There are obvious questions raised by the SLFP split: Why did the liberal-reformist faction in Government/State do so badly while the populist-nationalist faction in the Opposition do so well?
Why did the official SLFP, with all the advantages of office including the Presidency fail, while the SLPP-JO with none of them, succeed? Why did the SLFP/UPFA’s August 2015 voters shift as a bloc to Mahinda Rajapaksa who is not even the Opposition Leader and cannot run for the Presidency next year?
Why did the SLFP voter not stay with the incumbent President who is also the leader of their party? Why did the Attanagalle SLFP voter not stay loyal to the two-term former President and daughter of the legendary SLFP founder and the first woman Prime Minister?
The answer is that subaltern affiliation of the SLFP with the Ranilist UNP is anathema to the SLFP vote-base, which is overwhelmingly Sinhala and broadly nationalist. That partnership gutted the SLFP, the President’s political power-base.
Flying in the face of survival instinct, the UNP opted to retain Mr Wickremesinghe as its leader, and the SLFP’s Chandrika faction opted to remain in alliance with him. Why so?
The strategic value of this island is high in the context of the competition between the US-India-Australia-Japan Quartet’s “Indo-Pacific Project” on the one hand, and the China-Russia strategic alliance’s “OBOR-Greater Eurasia” project on the other.

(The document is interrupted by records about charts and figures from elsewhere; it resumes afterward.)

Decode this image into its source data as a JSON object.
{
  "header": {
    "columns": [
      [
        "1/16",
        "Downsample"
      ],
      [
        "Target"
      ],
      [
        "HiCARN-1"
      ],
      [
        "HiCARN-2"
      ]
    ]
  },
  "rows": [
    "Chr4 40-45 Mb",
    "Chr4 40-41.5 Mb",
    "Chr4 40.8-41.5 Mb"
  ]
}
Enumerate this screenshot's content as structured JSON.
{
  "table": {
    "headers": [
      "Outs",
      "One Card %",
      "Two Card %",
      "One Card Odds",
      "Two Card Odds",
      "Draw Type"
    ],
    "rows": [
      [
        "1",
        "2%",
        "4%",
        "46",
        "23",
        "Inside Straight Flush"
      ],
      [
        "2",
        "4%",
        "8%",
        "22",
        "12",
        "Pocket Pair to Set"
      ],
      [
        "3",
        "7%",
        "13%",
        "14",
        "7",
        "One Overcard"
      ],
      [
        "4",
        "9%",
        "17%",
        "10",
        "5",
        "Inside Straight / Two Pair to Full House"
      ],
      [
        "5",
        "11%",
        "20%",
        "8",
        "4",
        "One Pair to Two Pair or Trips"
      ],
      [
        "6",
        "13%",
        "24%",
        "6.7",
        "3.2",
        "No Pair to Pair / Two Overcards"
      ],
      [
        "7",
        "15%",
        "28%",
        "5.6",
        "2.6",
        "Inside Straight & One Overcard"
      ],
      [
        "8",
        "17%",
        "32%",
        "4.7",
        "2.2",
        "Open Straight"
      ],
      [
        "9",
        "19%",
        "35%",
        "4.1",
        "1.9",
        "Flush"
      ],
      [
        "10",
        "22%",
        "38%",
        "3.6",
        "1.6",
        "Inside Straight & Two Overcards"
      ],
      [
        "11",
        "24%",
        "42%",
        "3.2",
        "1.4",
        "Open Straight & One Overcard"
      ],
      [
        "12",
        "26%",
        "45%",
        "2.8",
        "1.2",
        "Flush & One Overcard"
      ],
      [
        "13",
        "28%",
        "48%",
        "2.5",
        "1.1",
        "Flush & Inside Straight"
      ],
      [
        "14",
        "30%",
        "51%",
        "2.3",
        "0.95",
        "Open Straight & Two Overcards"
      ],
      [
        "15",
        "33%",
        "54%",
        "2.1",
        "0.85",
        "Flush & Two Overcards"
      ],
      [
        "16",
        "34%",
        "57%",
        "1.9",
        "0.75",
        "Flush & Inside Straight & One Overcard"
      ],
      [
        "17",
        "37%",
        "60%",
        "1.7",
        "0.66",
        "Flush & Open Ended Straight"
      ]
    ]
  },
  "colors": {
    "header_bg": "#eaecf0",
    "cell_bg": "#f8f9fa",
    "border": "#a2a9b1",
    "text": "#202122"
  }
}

And there must be some of that bond scam money sloshing around or black money coming in
Then there is the ideological factor, a matter of social psychology. The Ranilian UNP is not dominated by classic bourgeois values and virtues, liberal or conservative—thus the dissent expressed by Vasantha Senanayake, Pradip Jayewardene, Navin Dissanayake and Rajiva Wijesinha.
The UNP is currently dominated by a stratum of political and economic Neoliberals branded (even proudly tattooed by themselves) as the “Toiyyas”, while the opposing Rajapaksa camp is trashed and trolled as the “Baiyyas”.
I find it impossible to translate either term—I am guessing that “Baiyyas” means plain folk (or rustics)–but “Toiyyas” is an updated version of the 1950s term “thuppahi” which is an update of an earlier epithet, “Kalu suddhas”.
The closest rendition in the English language would be Philip Gunawardena’s Leftist label of “Rootless Cosmopolitans”, a social stratum which the Sinhala-Buddhist nationalist L.H. Mettananda referred to as a “microscopic minority”.
Writing in the Ceylon Observer Magazine edition of May 1967, my father Mervyn de Silva commented on the same sociological phenomenon:
“The Western-oriented Ceylonese is the perfect pasticheur. He is the intellectual counterpart of the Japanese manufacturer—he will copy anything or anybody.”
While the Cabinet mini-reshuffle has set off a chorus of jeers from the media and society, it has a dark dimension. During the election campaign, Sujeeva Senasinghe et al threatened the voters with a return to the UNP of the 1970s and 1980s.
The transfer of Law and Order to Prime Minister Wickremesinghe (or Field Marshal Fonseka) sets up a hard-power node in the System potentially rivalling the President, and augurs a more confrontational approach.
The UNP will confront not only the JO-SLPP but also the SLFP, and crackdown on protest movements headed by the JVP and/or the FSP.
The prospect is a classic situation of a Government in decay and decline. As the examples of Russia’s Putin and Turkey’s Erdogan demonstrate, the national electoral response to a pro-Western, cosmopolitan, elitist Establishment’s rot and repression, is the retaliatory fusion of Statism, Populism and Alt-Something.
What is the likelihood that Mahinda’s Pohottuwa, which scored 45% on its first outing, in several months, will be unable to top it up with 5% and vault the 50% mark in the coming elections?
How difficult can this be when it is suctioning SLFP votes and those are down to 13% of which 5% can slide easily to Mahinda? If the SLFP remains in coalition with Ranil’s UNP, how long will it be before it fights the JVP for third place?
The augmentation of Mr Wickremesinghe’s ‘hard power’ will polarize society and dialectically summon up its nemesis. The natural, irresistible, organic convergence of SLPP-JO plus SLFP-UPFA vote bases (45% +13%) is underway. But that isn’t all. Already the mood is shifting in Sri Lankan society.
It is waiting with a mix of patience and restlessness, for the return of Mahinda’s leadership, but also something else. I sense a public in ferment, across classes. Society is waiting for ‘MR Plus’: Mahinda’s magnetic Center-Left Populism, upgraded and ‘weaponized’ to finish strong, with an Alt-Something.